3. Policy formation emerges out of staff research, consultation with experts, and political deliberation. What research and consultation leads you to the current project? I ask because your statement about teacher preparation programs needing to improve “or go out of business” as well as your general approach echoes last year’s report from the National Council on Teacher Quality, a report that has been roundly criticized by a wide range of experts.
4. The National Academy of Education recently issued a comprehensive report on evaluating teacher education programs that recommends an approach very different from yours. Have you read it or consulted its authors?
5. There is an increasing number of respected scholarly organizations—the National Academies Board on Testing and Assessment, AERA, the National Academy of Education, the American Statistical Association—that are advising caution in the use of procedures like value-added to evaluate teacher effectiveness. These organizations point to technical, logistical, and conceptual problems in conducting such evaluations.

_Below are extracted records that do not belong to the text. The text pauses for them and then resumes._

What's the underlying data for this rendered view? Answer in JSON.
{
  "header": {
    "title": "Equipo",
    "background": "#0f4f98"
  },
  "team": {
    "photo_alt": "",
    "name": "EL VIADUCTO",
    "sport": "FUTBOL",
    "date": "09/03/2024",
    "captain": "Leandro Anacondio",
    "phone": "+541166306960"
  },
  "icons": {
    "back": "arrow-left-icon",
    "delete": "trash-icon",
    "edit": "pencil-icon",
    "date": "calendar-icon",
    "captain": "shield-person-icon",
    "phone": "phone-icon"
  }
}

One conceptual problem is imputing causality between teachers’ activity and a test score, for so many other variables come into play. Your stated plan will use student test scores to not only judge teachers, but also the institutions from which they come, introducing another level of questionable causal attribution in your model. You will have a putative causal chain that goes from the student test score to the teacher to the teacher’s training institution. How do you plan to address this basic conceptual problem?
6. The implication in your plan that bad schools will go out of business assumes that all prospective teachers are the economist’s idealized free agents who can go wherever a highly rated program exists. But a number of prospective teachers from lower income backgrounds do not have the finances to travel—or cannot travel because of family obligations and expectations. How will you address the possible unintended consequence of your program placing burdens on this segment of the population? What will you do to assure that you don’t restrict access to the teaching profession?